If you are caring for an individual child with troublesome clinically important apnoeas who is approaching term, and you want to treat with caffeine, you will need a higher dose to reduce the number of spells, because of the changes in metabolism.
Routine treatment of babies as they approach term is another question entirely. A higher dose than previously used will be necessary IF prevention of intermittent hypoxia spells near to term can be proven to be important. We have known for years that very preterm babies often continue to have multiple apnoeic spells as they approach term and hospital discharge (Barrington KJ, et al. Predischarge respiratory recordings in very low birth weight newborn infants. J Pediatr. 1996;129(6):934-40). We also know that there is a statistical correlation between more days with apnoeic spells and worse neurodevelopmental outcomes. Janvier A, et al. Apnea is associated with neurodevelopmental impairment in very low birth weight infants. J Perinatol. 2004;24(12):763-8.
What we need to know is whether it is safe and effective to give high doses of caffeine to very preterm infants as they approach term to reduce such spells. Even if, as seems likely, we can reduce intermittent hypoxia with higher doses of caffeine with routine continuation towards term, does it actually improve longer term outcomes. Even more important in some ways, given the very much larger numbers of at-risk infants, is it safe and effective to routinely treat late preterm infants to reduce their frequent hypoxic spells?

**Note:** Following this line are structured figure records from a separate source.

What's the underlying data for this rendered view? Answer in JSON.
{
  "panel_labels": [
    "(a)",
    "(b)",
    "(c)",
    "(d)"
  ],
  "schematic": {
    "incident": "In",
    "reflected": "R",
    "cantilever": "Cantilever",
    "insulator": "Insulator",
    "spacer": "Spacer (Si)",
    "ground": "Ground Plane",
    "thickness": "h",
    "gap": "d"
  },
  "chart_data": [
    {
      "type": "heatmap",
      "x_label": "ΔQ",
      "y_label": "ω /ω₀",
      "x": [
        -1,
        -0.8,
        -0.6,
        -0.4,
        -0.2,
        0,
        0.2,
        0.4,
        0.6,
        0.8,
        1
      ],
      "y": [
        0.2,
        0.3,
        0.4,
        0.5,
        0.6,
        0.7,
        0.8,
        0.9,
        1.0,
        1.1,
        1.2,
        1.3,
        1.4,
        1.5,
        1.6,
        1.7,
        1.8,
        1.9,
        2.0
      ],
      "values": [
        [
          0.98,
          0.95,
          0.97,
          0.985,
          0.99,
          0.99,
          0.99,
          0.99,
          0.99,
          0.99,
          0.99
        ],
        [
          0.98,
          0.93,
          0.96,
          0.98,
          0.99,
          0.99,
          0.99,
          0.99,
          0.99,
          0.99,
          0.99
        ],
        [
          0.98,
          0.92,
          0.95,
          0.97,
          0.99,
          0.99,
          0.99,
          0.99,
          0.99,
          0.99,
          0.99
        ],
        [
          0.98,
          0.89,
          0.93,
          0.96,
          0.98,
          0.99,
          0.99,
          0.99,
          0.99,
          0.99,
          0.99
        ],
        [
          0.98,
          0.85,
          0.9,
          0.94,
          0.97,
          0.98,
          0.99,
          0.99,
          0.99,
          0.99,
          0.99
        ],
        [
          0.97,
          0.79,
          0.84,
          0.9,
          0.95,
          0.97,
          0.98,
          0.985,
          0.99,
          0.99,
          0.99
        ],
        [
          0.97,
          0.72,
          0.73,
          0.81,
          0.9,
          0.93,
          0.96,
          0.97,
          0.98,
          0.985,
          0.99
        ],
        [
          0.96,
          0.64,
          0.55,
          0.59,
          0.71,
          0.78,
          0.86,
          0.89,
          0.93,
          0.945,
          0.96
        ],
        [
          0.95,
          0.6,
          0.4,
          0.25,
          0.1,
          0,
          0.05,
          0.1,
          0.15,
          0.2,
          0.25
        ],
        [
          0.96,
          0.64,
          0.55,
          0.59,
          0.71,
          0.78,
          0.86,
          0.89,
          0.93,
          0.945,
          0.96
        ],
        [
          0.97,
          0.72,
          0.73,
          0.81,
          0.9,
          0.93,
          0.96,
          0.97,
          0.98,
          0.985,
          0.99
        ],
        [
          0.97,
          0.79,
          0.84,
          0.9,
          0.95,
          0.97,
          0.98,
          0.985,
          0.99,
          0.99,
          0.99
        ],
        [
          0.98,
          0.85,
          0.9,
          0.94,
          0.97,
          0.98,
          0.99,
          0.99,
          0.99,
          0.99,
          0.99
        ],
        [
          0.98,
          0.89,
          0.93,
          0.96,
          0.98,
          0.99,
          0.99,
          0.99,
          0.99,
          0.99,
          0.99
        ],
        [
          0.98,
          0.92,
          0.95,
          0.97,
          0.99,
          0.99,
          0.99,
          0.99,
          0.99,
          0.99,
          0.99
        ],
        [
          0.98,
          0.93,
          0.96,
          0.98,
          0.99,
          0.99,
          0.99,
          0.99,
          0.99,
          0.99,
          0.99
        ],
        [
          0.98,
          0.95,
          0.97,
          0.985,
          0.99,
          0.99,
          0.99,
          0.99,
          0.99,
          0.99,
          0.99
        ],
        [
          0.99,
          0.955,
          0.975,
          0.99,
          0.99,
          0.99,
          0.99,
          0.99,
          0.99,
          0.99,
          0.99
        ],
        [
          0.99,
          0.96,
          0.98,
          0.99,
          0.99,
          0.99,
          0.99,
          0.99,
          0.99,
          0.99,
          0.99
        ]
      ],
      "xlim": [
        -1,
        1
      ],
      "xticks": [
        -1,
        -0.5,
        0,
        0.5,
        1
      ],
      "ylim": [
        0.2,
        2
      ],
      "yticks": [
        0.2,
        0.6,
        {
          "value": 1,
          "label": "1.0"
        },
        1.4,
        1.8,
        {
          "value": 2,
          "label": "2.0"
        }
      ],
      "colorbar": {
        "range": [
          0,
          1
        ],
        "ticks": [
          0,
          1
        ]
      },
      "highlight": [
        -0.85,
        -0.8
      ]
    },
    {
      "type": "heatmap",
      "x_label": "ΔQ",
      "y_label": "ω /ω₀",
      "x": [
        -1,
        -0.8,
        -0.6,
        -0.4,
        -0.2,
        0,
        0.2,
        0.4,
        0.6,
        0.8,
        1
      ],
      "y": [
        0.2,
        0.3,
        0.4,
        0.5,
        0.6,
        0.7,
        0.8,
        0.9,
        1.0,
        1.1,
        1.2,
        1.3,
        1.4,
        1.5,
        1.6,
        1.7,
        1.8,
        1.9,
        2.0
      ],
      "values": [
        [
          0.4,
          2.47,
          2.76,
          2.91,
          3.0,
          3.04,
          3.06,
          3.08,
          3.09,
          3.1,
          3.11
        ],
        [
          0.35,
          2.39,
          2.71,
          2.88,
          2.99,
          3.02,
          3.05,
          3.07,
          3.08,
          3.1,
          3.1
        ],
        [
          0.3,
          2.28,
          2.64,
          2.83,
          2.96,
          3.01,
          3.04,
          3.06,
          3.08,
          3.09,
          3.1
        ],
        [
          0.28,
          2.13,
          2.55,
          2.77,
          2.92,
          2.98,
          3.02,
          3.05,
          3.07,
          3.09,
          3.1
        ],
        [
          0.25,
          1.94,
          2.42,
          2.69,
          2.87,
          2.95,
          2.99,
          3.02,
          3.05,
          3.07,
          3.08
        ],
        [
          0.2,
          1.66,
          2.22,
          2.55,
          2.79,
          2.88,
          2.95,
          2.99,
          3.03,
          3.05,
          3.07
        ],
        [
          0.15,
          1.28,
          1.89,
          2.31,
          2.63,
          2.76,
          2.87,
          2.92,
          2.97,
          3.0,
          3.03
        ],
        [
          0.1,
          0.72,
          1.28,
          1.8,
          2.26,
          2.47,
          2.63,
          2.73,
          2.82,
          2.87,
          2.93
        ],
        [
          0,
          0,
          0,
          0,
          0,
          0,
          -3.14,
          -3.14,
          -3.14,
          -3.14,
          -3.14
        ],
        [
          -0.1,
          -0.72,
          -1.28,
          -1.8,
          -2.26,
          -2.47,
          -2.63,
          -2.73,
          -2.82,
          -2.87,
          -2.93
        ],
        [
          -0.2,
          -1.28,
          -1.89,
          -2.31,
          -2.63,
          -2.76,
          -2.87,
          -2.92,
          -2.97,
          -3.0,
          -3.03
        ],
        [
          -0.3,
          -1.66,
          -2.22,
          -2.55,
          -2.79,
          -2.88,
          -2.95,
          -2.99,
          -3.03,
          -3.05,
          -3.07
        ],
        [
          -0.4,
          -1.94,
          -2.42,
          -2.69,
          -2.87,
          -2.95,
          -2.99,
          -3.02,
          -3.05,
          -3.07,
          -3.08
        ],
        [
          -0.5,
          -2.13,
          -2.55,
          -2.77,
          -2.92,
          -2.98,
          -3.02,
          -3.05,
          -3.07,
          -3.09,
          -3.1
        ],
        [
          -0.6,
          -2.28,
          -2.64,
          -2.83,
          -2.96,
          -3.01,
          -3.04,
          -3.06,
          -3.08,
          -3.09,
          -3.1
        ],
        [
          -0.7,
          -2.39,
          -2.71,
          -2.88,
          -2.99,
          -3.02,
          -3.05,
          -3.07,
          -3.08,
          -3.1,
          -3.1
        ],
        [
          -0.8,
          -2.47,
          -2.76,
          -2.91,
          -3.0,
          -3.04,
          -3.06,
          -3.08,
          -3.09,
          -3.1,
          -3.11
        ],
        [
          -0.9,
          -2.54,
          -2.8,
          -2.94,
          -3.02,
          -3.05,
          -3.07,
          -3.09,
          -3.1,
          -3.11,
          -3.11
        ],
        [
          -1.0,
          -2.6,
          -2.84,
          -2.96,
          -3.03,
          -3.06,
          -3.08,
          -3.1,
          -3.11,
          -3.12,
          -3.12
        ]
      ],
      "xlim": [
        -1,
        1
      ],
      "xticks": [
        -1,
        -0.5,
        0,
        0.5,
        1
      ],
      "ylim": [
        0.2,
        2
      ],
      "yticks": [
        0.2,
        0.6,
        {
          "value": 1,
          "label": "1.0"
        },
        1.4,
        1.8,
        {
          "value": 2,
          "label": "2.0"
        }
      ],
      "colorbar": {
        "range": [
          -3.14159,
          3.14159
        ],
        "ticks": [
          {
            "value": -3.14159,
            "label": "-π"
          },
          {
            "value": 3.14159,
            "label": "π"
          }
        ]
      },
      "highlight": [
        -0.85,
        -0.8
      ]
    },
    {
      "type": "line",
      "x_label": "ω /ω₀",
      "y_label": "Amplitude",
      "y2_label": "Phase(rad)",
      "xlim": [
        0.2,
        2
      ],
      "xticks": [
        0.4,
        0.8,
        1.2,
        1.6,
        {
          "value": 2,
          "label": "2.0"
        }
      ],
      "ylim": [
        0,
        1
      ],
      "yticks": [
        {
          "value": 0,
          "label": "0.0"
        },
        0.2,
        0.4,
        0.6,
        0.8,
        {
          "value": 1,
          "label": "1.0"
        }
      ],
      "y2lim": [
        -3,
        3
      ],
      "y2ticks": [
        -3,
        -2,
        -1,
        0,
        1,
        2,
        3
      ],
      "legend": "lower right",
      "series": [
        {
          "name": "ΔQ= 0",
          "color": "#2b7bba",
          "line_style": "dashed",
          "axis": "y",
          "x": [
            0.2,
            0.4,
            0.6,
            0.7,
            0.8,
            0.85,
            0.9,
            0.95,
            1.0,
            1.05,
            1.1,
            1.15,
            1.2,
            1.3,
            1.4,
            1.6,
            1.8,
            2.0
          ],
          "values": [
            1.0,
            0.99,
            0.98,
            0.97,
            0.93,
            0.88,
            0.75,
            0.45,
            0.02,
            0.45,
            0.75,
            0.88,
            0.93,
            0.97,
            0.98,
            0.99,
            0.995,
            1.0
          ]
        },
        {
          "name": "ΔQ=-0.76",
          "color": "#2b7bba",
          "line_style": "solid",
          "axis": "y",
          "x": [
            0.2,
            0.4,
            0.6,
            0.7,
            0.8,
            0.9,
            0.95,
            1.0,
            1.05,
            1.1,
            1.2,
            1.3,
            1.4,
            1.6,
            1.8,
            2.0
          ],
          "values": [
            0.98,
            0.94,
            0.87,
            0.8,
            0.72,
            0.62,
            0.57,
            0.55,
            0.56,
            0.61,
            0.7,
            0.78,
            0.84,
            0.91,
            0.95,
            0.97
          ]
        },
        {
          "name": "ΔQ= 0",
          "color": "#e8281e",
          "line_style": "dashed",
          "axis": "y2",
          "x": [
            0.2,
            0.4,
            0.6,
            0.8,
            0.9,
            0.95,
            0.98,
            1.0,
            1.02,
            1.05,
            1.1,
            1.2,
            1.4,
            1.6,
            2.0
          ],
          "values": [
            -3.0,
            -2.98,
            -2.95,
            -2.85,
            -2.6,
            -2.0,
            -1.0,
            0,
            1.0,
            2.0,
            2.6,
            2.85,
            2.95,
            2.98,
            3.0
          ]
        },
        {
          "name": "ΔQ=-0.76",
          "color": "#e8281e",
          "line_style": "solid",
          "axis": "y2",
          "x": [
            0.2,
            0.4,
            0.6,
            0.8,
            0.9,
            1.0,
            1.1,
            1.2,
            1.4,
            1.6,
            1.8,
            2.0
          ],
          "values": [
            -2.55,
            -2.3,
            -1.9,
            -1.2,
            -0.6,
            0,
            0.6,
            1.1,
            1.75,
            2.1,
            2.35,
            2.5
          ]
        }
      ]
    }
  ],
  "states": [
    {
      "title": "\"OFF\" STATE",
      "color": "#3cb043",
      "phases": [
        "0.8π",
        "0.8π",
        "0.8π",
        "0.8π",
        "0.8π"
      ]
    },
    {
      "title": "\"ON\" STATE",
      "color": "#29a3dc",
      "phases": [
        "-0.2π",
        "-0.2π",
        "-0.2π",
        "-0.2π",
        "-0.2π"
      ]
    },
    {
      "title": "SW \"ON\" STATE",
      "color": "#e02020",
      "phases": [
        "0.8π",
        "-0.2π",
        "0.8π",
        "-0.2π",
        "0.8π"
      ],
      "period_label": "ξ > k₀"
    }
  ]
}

I am sure Dr Alsweiler and colleagues in Auckland are hoping to follow up the Latte Dosage trial with a large multicentre RCT examining long term impacts of high dose caffeine in late preterm infants, lets hope they get the funding. We tried a couple of times to get NIH funding for a trial in very preterm babies as they approached term, but the trial, as it was designed, was hugely expensive and never got high enough priority. A simpler pragmatic trial would be very valuable, and could inform our community about what to do with caffeine for the preterm infant approaching term.